Zu gerne würde ich bei ihm sein, in meine Arme nehmen oder zumindest mit ihm sprechen -egal ob von Angesicht zu Angesicht, oder nur übers Telefon. Ich möchte für ihn da sein.

Es fühlt sich falsch an, dass er dort ist, während ich hier sicher Zuhause bin. Er kämpft, begibt sich in die Gegenwart dieses scheußlichen Mannes. Ich hocke nur hier Zuhause im Warmen, bekomme genug zu essen, zu trinken und habe ein Dach über dem Kopf.

Was Harry angeht, bin ich mir bei allem unsicher.

"Soll ich das Essen vorbereiten?", zieht Anne mich aus meinen Gedanken, liebevoll eine Hand auf meine Schulter legend. "Ich könnte das Abendessen kochen, damit du dich vielleicht noch etwas ausruhen kannst. Du wirkst ziemlich erschöpft", teilt sie mir freundlich mit, leicht besorgt dabei guckend.

"Nein!" Schnell schüttele ich meinen Kopf, antworte ihr ruhig. "Ich besitze keine Nerven, um schlafen zu können. Da mach ich mir nur noch mehr Sorgen um ihn und wälze mich hin und her. Aber ich könnte dir helfen", biete ich zum Schluss an, worauf sie einverstanden nickt.
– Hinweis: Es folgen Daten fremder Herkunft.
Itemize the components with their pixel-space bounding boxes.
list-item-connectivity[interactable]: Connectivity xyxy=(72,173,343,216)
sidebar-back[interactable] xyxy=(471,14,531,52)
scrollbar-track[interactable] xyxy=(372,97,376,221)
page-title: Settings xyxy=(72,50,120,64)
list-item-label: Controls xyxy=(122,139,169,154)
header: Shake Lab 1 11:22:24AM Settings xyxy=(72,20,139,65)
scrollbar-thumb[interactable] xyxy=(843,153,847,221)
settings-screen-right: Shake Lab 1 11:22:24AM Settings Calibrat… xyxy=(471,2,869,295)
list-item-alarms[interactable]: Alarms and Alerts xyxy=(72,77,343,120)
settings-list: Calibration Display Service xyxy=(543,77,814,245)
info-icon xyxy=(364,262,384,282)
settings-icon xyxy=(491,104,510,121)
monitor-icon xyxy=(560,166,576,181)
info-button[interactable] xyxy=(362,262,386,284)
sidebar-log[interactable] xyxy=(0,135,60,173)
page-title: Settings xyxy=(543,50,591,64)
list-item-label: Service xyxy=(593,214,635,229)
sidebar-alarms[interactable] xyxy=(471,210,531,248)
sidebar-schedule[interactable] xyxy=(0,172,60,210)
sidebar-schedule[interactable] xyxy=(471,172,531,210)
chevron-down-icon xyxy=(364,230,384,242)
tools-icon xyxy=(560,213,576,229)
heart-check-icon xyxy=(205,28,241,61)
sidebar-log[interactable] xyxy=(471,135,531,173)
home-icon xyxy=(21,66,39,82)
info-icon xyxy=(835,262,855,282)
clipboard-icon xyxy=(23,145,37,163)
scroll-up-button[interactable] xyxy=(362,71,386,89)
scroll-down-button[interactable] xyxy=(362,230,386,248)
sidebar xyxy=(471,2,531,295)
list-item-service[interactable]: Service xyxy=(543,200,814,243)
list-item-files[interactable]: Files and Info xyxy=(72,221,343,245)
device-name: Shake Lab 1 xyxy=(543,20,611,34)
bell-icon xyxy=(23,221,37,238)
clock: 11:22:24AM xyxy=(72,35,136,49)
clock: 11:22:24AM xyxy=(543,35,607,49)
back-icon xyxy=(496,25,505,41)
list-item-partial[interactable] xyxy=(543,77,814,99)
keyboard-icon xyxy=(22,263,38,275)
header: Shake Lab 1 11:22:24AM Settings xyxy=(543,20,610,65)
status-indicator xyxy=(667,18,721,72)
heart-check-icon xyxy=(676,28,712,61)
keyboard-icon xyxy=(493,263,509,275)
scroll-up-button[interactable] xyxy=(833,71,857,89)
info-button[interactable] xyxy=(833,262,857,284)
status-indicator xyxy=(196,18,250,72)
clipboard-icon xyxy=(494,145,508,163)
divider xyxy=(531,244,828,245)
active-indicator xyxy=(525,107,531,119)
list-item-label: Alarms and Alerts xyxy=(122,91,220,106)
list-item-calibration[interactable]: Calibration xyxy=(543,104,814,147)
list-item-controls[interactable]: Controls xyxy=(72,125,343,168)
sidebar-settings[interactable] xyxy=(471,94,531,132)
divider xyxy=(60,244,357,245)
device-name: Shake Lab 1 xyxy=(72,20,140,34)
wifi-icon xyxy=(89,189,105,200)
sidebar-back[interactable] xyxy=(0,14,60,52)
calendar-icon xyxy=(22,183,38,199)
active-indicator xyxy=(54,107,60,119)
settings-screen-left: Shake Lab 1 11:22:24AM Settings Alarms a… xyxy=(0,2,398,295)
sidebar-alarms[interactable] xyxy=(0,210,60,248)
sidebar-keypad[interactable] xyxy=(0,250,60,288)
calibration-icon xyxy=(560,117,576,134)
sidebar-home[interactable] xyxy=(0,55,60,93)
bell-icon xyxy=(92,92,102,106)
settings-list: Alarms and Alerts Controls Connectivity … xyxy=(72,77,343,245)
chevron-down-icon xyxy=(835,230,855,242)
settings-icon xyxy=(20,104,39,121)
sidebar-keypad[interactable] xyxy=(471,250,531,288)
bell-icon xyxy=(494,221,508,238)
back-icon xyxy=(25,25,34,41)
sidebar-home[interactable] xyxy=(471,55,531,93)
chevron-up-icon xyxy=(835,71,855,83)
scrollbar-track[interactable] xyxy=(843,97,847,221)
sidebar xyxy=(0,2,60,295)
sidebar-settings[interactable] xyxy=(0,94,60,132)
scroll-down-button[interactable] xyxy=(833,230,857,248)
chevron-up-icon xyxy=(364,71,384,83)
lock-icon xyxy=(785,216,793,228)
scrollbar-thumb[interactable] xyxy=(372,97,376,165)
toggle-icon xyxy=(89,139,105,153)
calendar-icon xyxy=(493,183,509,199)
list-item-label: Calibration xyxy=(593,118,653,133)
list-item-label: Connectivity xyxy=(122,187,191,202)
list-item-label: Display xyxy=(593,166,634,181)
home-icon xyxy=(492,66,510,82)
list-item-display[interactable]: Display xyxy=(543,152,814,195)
Seufzend richten wir beide uns von der bequemen Couch auf und als ich zur Uhr blicke, muss ich feststellen, dass wir es bereits kurz vor halb sieben haben. Harrys Kampf beginnt, glaube ich, in einer halben Stunde und er hat mich immer noch nicht angerufen oder geantwortet.
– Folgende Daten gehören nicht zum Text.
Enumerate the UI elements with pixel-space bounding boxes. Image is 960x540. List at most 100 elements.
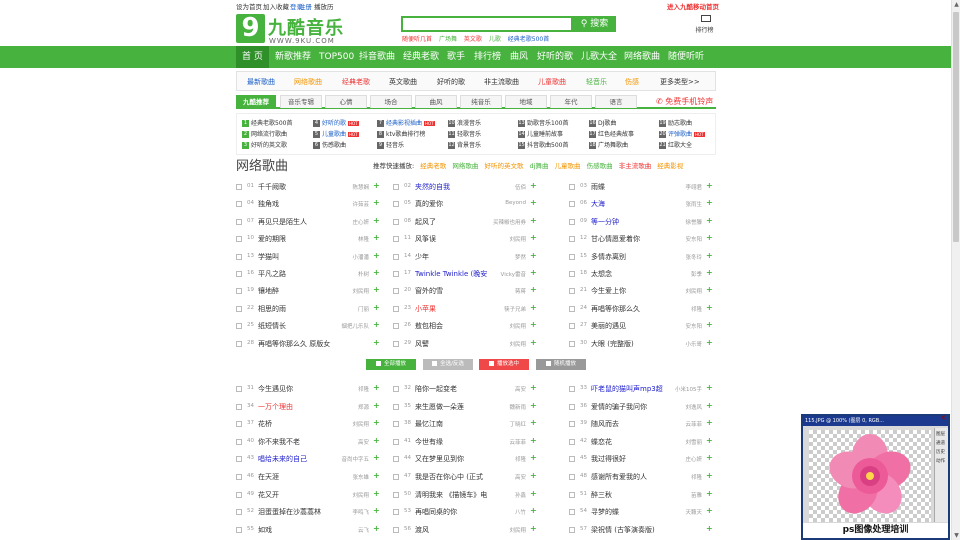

"Olivia!" Die Aufmerksamkeit des kleinen Kindes lenke ich kurz auf mich, um ihr nur zur Sicherheit mitzuteilen, wo Anne und ich uns befinden werden. "Wir sind in der Küche, wenn etwas sein sollte, ja?"

"Okay!" Sie nickt wild mit ihrem Kopf auf und ab, murmelt ihre Antwort jedoch eher beiläufig, total fasziniert von dem Film.
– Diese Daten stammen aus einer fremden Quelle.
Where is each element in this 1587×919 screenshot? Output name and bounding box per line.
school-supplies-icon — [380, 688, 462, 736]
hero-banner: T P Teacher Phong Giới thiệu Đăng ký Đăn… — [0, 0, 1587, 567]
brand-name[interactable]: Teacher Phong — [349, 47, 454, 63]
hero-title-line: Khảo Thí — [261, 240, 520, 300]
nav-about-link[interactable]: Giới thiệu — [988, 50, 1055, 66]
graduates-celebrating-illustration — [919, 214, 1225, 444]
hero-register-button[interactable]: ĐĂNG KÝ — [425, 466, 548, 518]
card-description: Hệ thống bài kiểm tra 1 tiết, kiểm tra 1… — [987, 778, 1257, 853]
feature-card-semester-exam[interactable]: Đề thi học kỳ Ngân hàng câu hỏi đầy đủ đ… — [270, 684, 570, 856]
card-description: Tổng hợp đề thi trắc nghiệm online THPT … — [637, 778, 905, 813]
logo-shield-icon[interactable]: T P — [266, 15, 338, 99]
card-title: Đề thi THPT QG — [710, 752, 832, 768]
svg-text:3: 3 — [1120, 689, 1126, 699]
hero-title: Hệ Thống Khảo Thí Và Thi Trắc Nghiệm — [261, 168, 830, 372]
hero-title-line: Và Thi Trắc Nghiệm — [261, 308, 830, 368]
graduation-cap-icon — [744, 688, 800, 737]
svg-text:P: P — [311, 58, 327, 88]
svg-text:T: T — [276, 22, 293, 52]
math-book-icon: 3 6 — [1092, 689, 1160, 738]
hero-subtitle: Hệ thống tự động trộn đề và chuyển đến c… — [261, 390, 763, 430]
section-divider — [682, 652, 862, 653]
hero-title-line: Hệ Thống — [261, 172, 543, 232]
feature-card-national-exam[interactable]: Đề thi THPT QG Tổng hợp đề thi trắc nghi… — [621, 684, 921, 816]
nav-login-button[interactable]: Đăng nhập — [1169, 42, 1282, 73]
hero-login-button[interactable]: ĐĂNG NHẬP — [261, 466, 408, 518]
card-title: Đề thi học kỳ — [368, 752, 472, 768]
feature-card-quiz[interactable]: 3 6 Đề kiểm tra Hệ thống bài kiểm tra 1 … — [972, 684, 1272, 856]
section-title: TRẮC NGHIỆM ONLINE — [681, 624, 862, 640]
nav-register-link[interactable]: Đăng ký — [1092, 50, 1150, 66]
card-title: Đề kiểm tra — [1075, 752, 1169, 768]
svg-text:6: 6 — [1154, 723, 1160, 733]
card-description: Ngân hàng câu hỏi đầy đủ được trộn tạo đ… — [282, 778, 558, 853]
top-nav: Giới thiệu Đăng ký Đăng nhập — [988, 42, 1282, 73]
Ich verstehe einfach nicht, wie sie das immer noch toll finden kann, obwohl sie ihn zum nun schon bestimmt tausendsten Mal schaut. Das muss doch irgendwann langweilig werden, wenn man das Ende schon kennt und alle Texte auswendig aufsagen kann.

Mir würde das Anschauen dann irgendwann keinen Spaß mehr machen, doch sie scheint sich noch an jeder Kleinigkeit zu erfreuen. Genau deswegen finde ich sie so liebenswert.

Olivia regt sich über nichts und niemanden auf, erfreut sich an jedem Bisschen, das sie im Leben erhält. Sie beschwert sich nicht und gibt sich immer große Mühe, niemanden zu verletzen. Man kann sie nur lieben.

"Hat er sich immer noch nicht gemeldet?"

Im Flur hält Anne mich kurz auf, sieht mich besorgt und neugierig an. Als Antwort schüttele ich nur meinen Kopf, deprimiert seufzend. Es tut weh, nicht zu wissen, wie es ihm gerade geht und der Schmerz in meiner linken Brust wird immer größer.

"Er wird es bestimmt noch tun, da bin ich mir sicher", möchte die Frau mich dann aufmuntern, streicht zuversichtlich über meinen Rücken. "Ganz bestimmt!"

"Hoffentlich", kann ich nur säuselnd entgegnen, begebe mich dann weiter in die Küche, wo ich den Kühlschrank öffne, die Hähnchenkeulen und das gefrorene Gemüse aus dem Kühlfach hole. Olivia wünschte sich dies unbedingt, weswegen wir es heute kauften.